Last Updated on April 24, 2021 by Jeffery
The red wiggler is one of the most popular worms for use in composting. Unlike other earthworms, red wigglers don’t live in earth and prefer to be underneath damp plant litter and decomposing organic matter. There have been a lot of names given to the red wiggler, Some of them are accurate, and some of them are completely wrong for the species. This is because red wigglers look a lot like other types of worms.
Regardless of the misconceptions, red wigglers are very fascinating in their own right, here are some cool facts you should know.
- Your unlikely to find a red wiggler in soil, At least of their own free will. It’s just not for them and they prefer the damp underside of decomposing organic matter. This makes them an ideal composting worm and is the reason for its massive popularity among gardeners and vericomposters.
- Red wigglers are considered nocturnal. This is because of their photosensitivity which causes them pain and potentially death if they are in the sunlight for too long. That has often spurred offhand jokes about them being “vampire worms”.
- They have a defensive mechanism, and when handled improperly or roughly, will release a foul-smelling liquid that is annoying to get off your hands.
- Much like humans and other species, the younger worms will eat more food than the older worms. If you are ever trying to min/max your composting pile, this is a good thing to keep in mind.

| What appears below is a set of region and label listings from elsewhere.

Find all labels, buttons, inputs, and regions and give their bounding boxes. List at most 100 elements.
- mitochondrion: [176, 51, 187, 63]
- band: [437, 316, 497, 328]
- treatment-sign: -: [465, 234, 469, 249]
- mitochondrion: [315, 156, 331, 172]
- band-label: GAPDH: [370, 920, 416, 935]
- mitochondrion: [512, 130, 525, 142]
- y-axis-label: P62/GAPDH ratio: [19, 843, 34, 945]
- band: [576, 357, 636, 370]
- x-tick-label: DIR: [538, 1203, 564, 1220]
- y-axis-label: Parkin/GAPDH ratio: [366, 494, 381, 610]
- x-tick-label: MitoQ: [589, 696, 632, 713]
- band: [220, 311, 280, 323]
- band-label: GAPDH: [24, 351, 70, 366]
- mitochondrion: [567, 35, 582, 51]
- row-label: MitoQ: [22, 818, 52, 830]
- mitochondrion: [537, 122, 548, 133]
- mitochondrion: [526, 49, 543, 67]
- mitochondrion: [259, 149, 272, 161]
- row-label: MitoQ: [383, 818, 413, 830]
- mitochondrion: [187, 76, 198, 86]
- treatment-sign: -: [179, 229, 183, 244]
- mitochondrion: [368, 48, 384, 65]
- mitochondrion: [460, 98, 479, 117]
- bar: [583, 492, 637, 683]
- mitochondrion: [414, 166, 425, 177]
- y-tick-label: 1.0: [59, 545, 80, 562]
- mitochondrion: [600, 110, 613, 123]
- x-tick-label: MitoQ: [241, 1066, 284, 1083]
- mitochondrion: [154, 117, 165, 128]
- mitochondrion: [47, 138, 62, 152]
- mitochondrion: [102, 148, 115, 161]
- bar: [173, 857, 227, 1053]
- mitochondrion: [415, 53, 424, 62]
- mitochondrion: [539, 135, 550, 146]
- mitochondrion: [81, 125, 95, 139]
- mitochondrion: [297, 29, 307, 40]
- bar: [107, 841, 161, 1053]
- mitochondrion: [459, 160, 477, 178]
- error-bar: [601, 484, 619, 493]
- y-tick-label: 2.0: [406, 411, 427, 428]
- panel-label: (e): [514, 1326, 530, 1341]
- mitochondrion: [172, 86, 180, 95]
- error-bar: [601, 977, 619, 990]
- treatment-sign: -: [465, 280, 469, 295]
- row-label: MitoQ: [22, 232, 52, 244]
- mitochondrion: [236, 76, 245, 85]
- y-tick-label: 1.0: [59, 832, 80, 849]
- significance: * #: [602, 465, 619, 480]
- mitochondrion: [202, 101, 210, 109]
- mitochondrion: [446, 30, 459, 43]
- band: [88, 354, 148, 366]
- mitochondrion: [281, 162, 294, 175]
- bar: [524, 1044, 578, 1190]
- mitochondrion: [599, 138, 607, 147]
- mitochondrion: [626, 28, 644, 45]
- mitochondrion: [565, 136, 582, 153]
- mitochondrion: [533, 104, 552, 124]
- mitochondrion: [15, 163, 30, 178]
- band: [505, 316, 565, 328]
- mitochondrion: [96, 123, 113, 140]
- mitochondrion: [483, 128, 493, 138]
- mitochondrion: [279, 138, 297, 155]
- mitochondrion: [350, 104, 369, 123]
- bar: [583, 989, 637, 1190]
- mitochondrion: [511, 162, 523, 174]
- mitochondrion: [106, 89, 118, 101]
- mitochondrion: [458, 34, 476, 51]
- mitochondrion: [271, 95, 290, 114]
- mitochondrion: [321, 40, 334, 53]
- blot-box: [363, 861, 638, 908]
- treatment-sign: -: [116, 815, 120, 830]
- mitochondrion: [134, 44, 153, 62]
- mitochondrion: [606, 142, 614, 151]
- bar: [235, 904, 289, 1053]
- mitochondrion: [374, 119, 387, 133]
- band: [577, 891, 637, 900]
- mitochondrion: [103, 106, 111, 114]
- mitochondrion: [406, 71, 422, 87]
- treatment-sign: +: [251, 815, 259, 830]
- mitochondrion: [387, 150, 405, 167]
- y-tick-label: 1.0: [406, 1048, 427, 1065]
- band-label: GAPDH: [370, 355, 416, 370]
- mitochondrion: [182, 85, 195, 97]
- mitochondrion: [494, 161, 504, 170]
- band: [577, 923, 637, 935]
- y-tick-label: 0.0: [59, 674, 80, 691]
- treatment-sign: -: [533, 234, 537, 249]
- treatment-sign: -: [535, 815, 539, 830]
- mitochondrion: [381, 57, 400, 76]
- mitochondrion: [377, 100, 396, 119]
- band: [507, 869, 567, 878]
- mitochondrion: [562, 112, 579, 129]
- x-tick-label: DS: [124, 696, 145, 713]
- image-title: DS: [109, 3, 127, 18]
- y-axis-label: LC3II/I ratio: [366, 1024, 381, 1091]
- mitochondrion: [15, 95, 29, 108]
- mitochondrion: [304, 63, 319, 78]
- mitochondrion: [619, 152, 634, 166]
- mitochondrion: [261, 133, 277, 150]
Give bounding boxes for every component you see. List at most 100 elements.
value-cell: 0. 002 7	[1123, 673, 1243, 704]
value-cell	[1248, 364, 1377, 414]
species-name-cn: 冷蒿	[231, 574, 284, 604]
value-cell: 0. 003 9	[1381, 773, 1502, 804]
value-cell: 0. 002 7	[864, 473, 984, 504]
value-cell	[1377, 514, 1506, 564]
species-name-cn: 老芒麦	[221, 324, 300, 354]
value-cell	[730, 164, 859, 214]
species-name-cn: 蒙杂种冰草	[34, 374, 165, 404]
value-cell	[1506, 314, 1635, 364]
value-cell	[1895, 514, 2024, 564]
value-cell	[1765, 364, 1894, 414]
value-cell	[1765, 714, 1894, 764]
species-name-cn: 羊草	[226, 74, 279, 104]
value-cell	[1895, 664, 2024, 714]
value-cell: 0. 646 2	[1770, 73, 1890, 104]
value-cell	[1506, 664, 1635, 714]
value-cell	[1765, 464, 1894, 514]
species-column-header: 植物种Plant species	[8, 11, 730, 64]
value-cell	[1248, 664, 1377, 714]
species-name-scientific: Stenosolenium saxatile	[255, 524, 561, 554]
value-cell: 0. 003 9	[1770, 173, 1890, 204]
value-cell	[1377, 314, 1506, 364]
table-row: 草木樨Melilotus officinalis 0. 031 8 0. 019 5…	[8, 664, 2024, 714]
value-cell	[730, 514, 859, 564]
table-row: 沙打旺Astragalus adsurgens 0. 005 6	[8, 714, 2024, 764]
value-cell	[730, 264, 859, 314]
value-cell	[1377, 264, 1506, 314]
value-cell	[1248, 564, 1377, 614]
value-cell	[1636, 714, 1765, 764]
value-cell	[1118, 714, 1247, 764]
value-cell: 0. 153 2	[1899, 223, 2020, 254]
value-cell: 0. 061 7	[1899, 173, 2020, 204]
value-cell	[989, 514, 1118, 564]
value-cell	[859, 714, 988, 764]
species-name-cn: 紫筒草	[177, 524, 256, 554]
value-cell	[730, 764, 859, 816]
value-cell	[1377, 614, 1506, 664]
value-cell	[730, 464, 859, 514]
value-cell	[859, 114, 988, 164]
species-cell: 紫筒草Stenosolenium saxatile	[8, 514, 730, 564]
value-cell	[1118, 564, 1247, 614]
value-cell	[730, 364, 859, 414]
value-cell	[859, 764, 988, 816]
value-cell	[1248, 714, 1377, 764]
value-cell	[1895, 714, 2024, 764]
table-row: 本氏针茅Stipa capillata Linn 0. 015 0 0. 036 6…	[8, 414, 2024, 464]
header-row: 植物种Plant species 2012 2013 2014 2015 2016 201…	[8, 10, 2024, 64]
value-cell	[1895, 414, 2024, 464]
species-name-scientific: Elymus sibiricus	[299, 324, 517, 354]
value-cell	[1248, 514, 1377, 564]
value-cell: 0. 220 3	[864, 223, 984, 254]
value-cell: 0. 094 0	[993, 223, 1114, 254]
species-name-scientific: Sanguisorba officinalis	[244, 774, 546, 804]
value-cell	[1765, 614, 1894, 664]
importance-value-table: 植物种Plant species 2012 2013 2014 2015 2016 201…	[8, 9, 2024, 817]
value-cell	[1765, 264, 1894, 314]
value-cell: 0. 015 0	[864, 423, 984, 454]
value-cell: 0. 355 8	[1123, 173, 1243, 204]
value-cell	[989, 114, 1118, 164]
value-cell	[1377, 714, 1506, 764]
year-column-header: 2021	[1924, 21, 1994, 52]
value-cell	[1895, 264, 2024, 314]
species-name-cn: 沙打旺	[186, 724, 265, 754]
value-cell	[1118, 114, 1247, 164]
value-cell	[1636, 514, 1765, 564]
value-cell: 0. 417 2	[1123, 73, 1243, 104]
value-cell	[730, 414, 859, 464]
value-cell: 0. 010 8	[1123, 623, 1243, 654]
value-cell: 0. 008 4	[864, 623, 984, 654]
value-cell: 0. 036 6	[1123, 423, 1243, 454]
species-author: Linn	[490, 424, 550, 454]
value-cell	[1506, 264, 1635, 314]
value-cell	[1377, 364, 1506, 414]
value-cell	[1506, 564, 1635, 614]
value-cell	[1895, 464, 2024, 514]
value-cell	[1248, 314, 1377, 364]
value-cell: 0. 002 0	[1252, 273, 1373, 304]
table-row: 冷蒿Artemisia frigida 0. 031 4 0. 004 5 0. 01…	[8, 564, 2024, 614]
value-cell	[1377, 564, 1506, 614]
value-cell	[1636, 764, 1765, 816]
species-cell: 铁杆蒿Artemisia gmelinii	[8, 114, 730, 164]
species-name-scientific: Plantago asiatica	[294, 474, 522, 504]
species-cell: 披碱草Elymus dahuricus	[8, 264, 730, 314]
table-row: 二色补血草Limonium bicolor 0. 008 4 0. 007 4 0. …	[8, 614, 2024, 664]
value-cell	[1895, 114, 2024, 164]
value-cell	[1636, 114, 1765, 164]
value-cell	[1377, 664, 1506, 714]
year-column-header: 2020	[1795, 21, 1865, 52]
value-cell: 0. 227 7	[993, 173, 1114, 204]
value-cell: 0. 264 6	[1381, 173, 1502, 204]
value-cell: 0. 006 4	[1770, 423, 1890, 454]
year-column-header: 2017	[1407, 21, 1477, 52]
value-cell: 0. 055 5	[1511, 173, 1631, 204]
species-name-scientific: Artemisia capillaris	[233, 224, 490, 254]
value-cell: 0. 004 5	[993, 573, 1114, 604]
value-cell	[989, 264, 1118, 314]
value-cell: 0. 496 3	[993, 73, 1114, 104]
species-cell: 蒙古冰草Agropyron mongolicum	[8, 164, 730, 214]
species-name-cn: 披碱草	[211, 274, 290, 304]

- When a red wiggler is sexually ready, its clitellum will turn a dark orange to indicate its intent to mate.
- Just like most earthworm species, red wigglers are also hermaphrodites. Although they have both sexual organs, they cannot reproduce with themselves and do require other worms. Interestingly, when a worm mates it both “impregnates” and becomes “pregnant”.
- Red wigglers need the grit to aid in their digestion. This is accomplished in the gizzards. (Worms have no teeth!)
- Red worms have no bones. But they still need calcium!
- Red wigglers make great fish bait, Fish love em’.